Cherreads

Chapter 6 - Ash and Echoes

The forest breathed in smoke and secrets.

Branches overhead wove a net of blackened limbs, brittle with frost and ash, while the ground beneath Elira's feet was a patchwork of moss, roots, and scorched memory. Somewhere, far beyond the treeline, an owl called, its cry long and low, as though mourning something only it could see.

Elira sat by the fire, its embers fading to a dull, pulsing glow. The warmth of it barely touched her skin. Her thoughts were heavier than the cold.

Kyren was gone, slipped back into the veil between worlds after whispering his last warning: They are coming.

She wasn't sure if he meant the Inquisitors or something worse.

Tavren crouched across the fire from her, sharpening his dagger with deliberate care. The sound, stone dragging across ember-glass, was rhythmic and strangely comforting.

"You're not sleeping," he said.

Elira gave a faint shake of her head. "Didn't feel safe."

Tavren's eyes, the same color as dead leaves after rain, flicked up. "It's not."

There was no apology in his tone, only honesty. She appreciated that. Since meeting him, he hadn't offered false comfort. He didn't lie to soften the truth.

"You've traveled these woods before?" she asked.

He nodded. "Years ago. Before the Burned Ones cleared the southern path. There used to be a whispering tree near here, massive thing, hollow in the center. The Ashpath would leave ember fragments in its roots for safe passage."

"What happened to it?"

"The Sanctum cut it down. Claimed it 'wept fire.'" His jaw tightened. "They like things that don't scream when they're destroyed."

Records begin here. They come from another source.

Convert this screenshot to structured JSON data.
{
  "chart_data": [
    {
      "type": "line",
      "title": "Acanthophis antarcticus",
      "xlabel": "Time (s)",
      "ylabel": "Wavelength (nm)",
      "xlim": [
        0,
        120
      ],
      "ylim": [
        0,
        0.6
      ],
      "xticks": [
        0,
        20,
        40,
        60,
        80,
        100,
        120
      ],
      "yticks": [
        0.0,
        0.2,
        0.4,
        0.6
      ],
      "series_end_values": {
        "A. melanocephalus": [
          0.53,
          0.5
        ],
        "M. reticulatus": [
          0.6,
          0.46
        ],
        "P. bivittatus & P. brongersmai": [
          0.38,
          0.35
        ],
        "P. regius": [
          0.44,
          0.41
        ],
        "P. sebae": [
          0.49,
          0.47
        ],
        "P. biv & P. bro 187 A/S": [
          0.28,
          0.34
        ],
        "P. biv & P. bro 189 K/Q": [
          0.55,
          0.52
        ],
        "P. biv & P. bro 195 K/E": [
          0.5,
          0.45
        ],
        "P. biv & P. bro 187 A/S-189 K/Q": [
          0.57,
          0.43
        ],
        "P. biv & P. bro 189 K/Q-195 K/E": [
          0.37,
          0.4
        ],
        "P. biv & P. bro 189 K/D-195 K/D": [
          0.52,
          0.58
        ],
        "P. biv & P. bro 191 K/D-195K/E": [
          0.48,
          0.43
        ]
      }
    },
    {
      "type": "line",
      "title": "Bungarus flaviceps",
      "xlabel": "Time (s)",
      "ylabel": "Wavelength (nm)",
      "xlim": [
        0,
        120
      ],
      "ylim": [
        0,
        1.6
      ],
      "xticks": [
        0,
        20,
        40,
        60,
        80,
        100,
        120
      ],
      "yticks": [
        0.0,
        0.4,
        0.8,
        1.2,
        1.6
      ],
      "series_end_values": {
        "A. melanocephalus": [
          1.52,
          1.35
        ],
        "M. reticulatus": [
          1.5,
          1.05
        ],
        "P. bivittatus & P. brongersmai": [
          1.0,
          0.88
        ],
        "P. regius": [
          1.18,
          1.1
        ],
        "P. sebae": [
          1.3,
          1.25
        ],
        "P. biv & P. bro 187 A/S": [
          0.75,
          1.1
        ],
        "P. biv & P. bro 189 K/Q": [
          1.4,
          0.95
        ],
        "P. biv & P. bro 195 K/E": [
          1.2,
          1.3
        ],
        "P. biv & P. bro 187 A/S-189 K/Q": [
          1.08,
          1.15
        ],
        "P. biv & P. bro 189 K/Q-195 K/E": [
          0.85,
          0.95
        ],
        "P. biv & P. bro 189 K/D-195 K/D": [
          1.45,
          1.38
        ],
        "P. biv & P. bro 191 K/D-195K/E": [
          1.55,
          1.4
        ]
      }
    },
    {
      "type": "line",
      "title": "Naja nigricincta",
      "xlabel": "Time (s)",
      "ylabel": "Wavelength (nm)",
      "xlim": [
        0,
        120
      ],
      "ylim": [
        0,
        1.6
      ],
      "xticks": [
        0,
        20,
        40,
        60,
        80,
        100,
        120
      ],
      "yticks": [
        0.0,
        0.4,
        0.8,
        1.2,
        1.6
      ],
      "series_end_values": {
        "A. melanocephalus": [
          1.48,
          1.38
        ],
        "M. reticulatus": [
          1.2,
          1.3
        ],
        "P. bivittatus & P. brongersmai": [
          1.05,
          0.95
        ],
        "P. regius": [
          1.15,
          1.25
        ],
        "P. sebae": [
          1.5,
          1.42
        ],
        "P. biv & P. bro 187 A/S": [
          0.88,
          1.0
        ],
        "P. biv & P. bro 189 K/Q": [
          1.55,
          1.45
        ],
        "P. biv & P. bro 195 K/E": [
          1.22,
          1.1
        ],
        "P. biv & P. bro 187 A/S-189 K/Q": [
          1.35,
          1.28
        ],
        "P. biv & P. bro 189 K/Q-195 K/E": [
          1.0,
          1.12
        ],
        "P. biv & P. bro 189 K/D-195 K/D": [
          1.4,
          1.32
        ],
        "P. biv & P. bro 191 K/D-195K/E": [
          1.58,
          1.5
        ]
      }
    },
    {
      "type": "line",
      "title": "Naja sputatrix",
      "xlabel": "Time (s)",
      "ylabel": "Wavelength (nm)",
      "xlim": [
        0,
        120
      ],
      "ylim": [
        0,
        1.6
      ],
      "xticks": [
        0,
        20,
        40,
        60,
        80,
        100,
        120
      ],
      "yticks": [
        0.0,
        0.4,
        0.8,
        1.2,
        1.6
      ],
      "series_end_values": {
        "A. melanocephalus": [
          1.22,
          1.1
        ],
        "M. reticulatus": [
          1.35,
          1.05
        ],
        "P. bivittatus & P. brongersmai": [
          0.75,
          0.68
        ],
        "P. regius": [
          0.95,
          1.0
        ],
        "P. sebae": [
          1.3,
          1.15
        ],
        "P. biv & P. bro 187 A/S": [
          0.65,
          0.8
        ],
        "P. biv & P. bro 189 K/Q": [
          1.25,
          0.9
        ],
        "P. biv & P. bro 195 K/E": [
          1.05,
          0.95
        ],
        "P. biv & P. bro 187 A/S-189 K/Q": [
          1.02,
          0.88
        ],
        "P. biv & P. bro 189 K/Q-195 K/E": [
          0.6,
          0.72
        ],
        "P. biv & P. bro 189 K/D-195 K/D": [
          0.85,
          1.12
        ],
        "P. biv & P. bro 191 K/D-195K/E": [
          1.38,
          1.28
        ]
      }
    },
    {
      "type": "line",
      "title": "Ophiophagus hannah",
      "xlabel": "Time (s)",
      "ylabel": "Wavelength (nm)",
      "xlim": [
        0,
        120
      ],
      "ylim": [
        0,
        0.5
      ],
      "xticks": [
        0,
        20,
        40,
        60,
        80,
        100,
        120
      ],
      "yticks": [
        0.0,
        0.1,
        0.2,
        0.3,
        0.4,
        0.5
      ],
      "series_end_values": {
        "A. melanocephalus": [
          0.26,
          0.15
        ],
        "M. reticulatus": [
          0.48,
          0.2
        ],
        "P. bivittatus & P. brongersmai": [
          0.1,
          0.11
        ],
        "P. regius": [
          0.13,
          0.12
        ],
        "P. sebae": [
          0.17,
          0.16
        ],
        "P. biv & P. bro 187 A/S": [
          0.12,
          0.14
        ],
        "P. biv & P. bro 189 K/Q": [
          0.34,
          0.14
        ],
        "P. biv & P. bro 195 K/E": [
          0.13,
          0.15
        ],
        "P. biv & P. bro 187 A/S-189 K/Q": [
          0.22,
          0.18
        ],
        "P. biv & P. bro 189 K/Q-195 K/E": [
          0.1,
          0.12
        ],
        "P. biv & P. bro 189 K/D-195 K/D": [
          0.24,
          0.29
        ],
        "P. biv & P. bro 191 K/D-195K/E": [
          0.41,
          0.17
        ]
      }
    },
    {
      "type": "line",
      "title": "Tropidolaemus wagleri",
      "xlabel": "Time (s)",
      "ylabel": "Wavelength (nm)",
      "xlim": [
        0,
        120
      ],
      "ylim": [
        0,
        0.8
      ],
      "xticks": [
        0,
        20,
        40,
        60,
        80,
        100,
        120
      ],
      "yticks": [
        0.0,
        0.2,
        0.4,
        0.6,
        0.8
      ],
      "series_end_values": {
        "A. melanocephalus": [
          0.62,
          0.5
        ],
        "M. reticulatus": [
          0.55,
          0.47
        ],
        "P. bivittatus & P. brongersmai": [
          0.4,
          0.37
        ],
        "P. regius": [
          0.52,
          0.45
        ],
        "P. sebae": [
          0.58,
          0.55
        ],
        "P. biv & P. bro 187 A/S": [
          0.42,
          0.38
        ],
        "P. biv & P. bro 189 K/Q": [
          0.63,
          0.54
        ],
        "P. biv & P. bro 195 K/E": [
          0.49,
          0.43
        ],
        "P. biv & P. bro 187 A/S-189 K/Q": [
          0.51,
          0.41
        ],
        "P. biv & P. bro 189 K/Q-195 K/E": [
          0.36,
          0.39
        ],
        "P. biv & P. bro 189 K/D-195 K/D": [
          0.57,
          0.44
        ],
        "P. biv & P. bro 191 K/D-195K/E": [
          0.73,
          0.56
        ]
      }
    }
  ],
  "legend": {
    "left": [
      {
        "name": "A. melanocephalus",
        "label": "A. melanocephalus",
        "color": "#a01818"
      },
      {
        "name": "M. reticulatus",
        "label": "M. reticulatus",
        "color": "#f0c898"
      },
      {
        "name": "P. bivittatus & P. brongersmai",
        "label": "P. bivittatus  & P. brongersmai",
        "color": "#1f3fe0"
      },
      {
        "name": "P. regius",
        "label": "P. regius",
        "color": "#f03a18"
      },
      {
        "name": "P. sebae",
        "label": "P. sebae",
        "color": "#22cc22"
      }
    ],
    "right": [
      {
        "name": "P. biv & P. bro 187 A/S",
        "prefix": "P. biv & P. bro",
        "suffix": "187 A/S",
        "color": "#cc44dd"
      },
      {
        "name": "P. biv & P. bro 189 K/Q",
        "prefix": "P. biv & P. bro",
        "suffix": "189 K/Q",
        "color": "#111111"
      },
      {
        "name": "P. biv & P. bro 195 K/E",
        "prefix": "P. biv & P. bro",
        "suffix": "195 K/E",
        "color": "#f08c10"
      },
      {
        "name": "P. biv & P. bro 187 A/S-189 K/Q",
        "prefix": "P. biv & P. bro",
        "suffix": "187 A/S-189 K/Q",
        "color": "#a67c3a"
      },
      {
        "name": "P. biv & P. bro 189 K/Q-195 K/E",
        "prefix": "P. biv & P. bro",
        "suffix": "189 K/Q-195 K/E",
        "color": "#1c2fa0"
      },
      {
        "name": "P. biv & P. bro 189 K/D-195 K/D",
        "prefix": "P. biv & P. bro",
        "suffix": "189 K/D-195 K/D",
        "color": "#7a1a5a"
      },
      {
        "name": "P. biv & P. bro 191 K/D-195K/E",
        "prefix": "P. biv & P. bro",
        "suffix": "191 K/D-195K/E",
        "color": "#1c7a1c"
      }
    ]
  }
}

The fire snapped, sending sparks into the dark. Elira watched them rise and vanish.

"I didn't ask for this," she said softly.

"I know," Tavren said. "None of us did. But you're still the one holding the flame."

She looked down at her hands, scarred, trembling slightly. The ember lived in her now. Not a flame she lit, but something awake, ancient and watching from just beneath her skin.

"It wants something," she whispered. "Kyren says the ember remembers. That it waits. But I don't know what for."

Tavren paused his sharpening, then reached into his satchel and pulled free a worn leather tube. He handed it to her with both hands, a gesture oddly reverent.

Inside was a scroll. She unrolled it slowly, the parchment rough against her fingertips.

Strange script curled across it, emberglyphs, alive and shifting. The letters shimmered like coal-light under oil. She could feel the heat even through her gloves.

"A map," Tavren said. "Sort of. It shows the ember veins that run beneath this land, what the Sanctum calls fault lines. Places of memory. Power."

Elira's eyes caught on a symbol near the bottom of the scroll. A tower etched in swirling lines, surrounded by a ring of seven fox tails.

"What's this?"

"The Hollow Spire," Tavren said. "Old shrine. Old danger. They say it was where the last Emberborn sealed the ember's rawest fire, bound it with blood and Oath."

Her heart beat faster. "You want to take me there?"

"I want to give you a choice," Tavren said. "You can keep running, stay afraid, watch the Sanctum burn every path behind you. Or you can go to the place they fear most, and learn why they're afraid."

She looked at the spire mark again. Even the drawing radiated a pulse like something calling.

She closed the scroll. "You said 'we' earlier. Why help me?"

He hesitated. "Because when I was taken into Sanctum custody, there was a girl in my ward. Emberborn, but small. She lit sparks in her sleep. They took her in the middle of the night. No trial. No name left behind."

Elira said nothing.

"I survived," Tavren said, voice low. "She didn't. I've been trying to make that matter ever since."

The fire cracked sharply. Elira looked up to see the flames lean sideways, pulled by a gust of wind that hadn't come from nature. She stood slowly, hand on her satchel.

In the distance, a flicker of unnatural orange shimmered through the trees.

Tavren rose beside her, scanning the dark.

"They're close," he murmured. "Too close."

Elira felt the ember inside her stir, not in fear, but in warning.

Let it come, Kyren's voice echoed faintly. Butdo not kneel.

Tavren pulled his dagger. "We leave at dawn."

Elira nodded, fingers tightening around the fox-tooth charm. Her breath came steady, despite the fear clawing at her spine.

She no longer had the luxury of staying small.

At the edge of the woods, a flicker moved through the trees, a figure cloaked in scorched silver, eyes glowing faintly orange behind a shattered mask. It crouched beside a trail of footprints leading into the clearing.

Ash curled around its fingertips like smoke from a pyre.

The Burned Ones had caught the scent.